Deborah is a likeable protagonist and there is a strong sense of the importance and value of close familial ties.The changing face of the South in which attitudes to homosexuality and race are being re-evaluated provide an undercurrent to the development of the plot

I am more in favour of the hardboiled and street wise crime novel but Ms Maron has created an engaging and personable character and a series that is likely to prove to be a quiet pleasure Warmth is not a characteristic one finds regularly in the crime novel but it is present here in abundance,and for that reason alone I will stick with the series and urge lovers of the
"soft boiled"crime novel to give the Deborah Knott a try

A Writerly Southern Mystery5
Although the rest of the series is more typically genre fiction, this book reads at least as much as a Southern novel of place and relationship as it is a murder mystery. I enjoyed Maron's skill in developing three-dimensional characters and evoking a setting so real I could smell the dogwood and barbecue sauce. I didn't mind the slow early pace because I enjoyed the likeable, complicated characters, the window into North Carolina culture and politics, and the plot that simmered enticingly until the heat poured on at the end.

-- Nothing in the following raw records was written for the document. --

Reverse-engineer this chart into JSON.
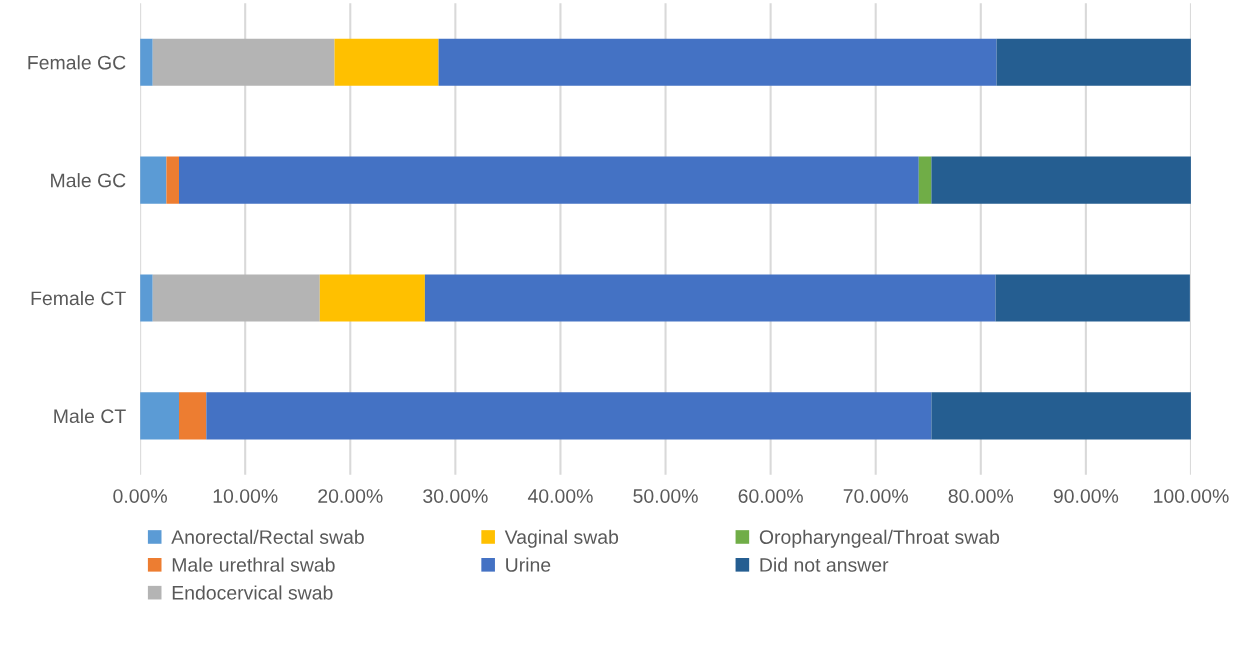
{
  "chart_data": {
    "type": "bar",
    "orientation": "horizontal",
    "stacked": true,
    "categories": [
      "Female GC",
      "Male GC",
      "Female CT",
      "Male CT"
    ],
    "series": [
      {
        "name": "Anorectal/Rectal swab",
        "color": "#5b9bd5",
        "values": [
          1.2,
          2.5,
          1.2,
          3.7
        ]
      },
      {
        "name": "Male urethral swab",
        "color": "#ed7d31",
        "values": [
          null,
          1.2,
          null,
          2.6
        ]
      },
      {
        "name": "Endocervical swab",
        "color": "#b4b4b4",
        "values": [
          17.3,
          null,
          15.9,
          null
        ]
      },
      {
        "name": "Vaginal swab",
        "color": "#ffc000",
        "values": [
          9.9,
          null,
          10.0,
          null
        ]
      },
      {
        "name": "Urine",
        "color": "#4472c4",
        "values": [
          53.1,
          70.4,
          54.3,
          69.0
        ]
      },
      {
        "name": "Oropharyngeal/Throat swab",
        "color": "#70ad47",
        "values": [
          null,
          1.2,
          null,
          null
        ]
      },
      {
        "name": "Did not answer",
        "color": "#255e91",
        "values": [
          18.5,
          24.7,
          18.5,
          24.7
        ]
      }
    ],
    "xlim": [
      0,
      100
    ],
    "xticks": [
      {
        "value": 0,
        "label": "0.00%"
      },
      {
        "value": 10,
        "label": "10.00%"
      },
      {
        "value": 20,
        "label": "20.00%"
      },
      {
        "value": 30,
        "label": "30.00%"
      },
      {
        "value": 40,
        "label": "40.00%"
      },
      {
        "value": 50,
        "label": "50.00%"
      },
      {
        "value": 60,
        "label": "60.00%"
      },
      {
        "value": 70,
        "label": "70.00%"
      },
      {
        "value": 80,
        "label": "80.00%"
      },
      {
        "value": 90,
        "label": "90.00%"
      },
      {
        "value": 100,
        "label": "100.00%"
      }
    ],
    "grid": "x",
    "legend": "bottom"
  }
}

I think the Judge Deborah Knott series in general is readable but uneven. And, if you are looking for a fast-paced mystery thriller, this might not be the right choice. However, this book stands well on its own as an excellent novel, engaging, complex, and beautifully written. It's one of the few mystery novels I've read more than once.

Female Lawyer Runs for open Judge Seat5
First book by Margaret Maron that I have read, and the first book in the Deborah Knott series (not counting the prequel). "Bootlegger's Daughter" is the winner of the Edgar, Anthony, Agatha, & Macavity Awards. There are currently eleven books in the series (including a prequel to "Bootlegger's Daughter" titled "Bloody Kin" and a collection of short stories).

Deborah is a female lawyer in Colleton County, North Carolina who has decided to run in the current judicial election (and is the daughter of a noted ex-bootlegger). While Deborah is running for said election, she has also been asked by a young woman that she used to babysit, Gayle Whitehead, to look into the death of that woman's mother, Jane Whitehead, 18 years ago. Gayle is less concerned with who killed her mother than as to why she was killed (not that she wouldn't like to know the killer).

The book opens with baby Gayle and dead mother Jane being discovered in a old mill (May 1972). Then quickly jumps up to the "present time" of April 1990. At the very beginning of the book, I was concerned that I might not like the main character, and some of the plot points and dialogue that came up. As I read further, though, the book grew on me, and by the end, I rather liked the main character. The main character, and a few others, are fully developed personalities, though the lessor characters can seem a little thin. The plot is solid, the mystery is well-designed and plausible, and the setting is well developed. Overall, I would give the book 4.40 stars.